Name: Pig Butt Worm (Puga hairfin)
Where it lives: Central California (mainly around Monterey Bay) and Channel Islands
What it eats: Marine snow (organic material floating in the ocean)
why it‘marvelous: This hazelnut-sized worm is so strange that when scientists at the Monterey Bay Aquarium Research Institute (MBARI) first collected it in 2001, researchers didn’t know how to classify it.
“I was immediately interested in this strange creature, which looked like a pig’s butt on one side and Mick Jagger’s lips on the other. It was a creature that had grown to ten times its normal size. larvae or something new? Karen Osborn, a research zoologist at the Smithsonian’s National Museum of Natural History and an adjunct staff scientist at MBARI, told LiveScience via email.
Meet the pig-butt worm 🐷🪱 When our team (including @OsbornLab ) first discovered the unusual pig-butt worm (Chaetopterus pugaporcinus) half a mile below the ocean’s surface, they were hard-pressed to determine what to do with this curious creature Classification. pic.twitter.com/7fN9xDoHYmFebruary 29, 2024
Osborne was given a small jar labeled “Mysterious Spot” and asked to figure out what it was.The species is Officially described in 2007 Eight individuals were collected from the mesopelagic zone of Monterey Bay, California, an area between 650 and 3,300 feet (200 and 1,000 meters) above sea level.
related: Skeleton Panda Ascidian – a strange little creature that looks like a red panda dressed up for Halloween
The puzzling creature looks like an oversized larva of a caterpillar, a type of bristle worm, and DNA sequencing confirmed it belongs to this family.
“Trichopterans are parchment worms, so called because they make papery tubes on the ocean floor,” Osborne said. But unlike their tube-like cousins, which are free-swimming only in their larval stage, this worm uses Its expanded midsection gains buoyancy and floats in the ocean.
The researchers believe the pig butt worms collected were adults, but they are not entirely sure because the specimens also showed some characteristics of larvae. They lack any obvious sexual organs, suggesting they are in a young stage of life, but they are 5 to 10 times larger than any other known Trichoptera larvae. When they were placed in a tank where they could settle on bottom sediment, they remained floating around, indicating that they did not need this habitat at any stage of their life.
This leads researchers to believe that pig-butt worms are making an “evolutionary leap”, abandoning the seafloor and living a nomadic lifestyle in bodies of water.
Transporting live samples back to the research vessel allows scientists to learn more about this strange little creature. For example, its body emits blue light and produces green bioluminescent slime, perhaps to deter predators.

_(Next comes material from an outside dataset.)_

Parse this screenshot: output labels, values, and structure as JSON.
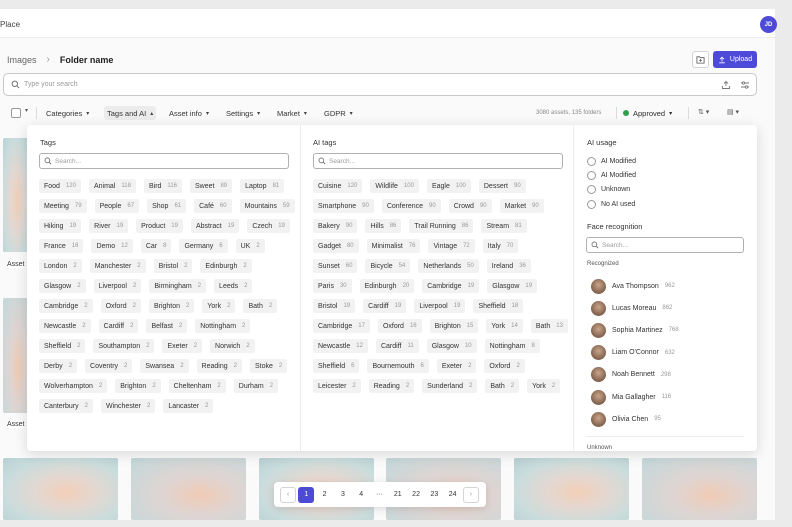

Pig-butt worms eat marine snow—tiny particles of dead animals, feces, and other organic matter. According to the MBARI website, when “snow” falls to the ocean floor, the worms “spit out a snot net” to catch it.
The strange blobs were discovered by remotely piloted aircraft pilots and were named pig-butt worms. When exploring the deep ocean for long periods of time, “the conversation can get a little colorful, especially when you’re looking for something that looks like the back end of a pig,” Osborne said.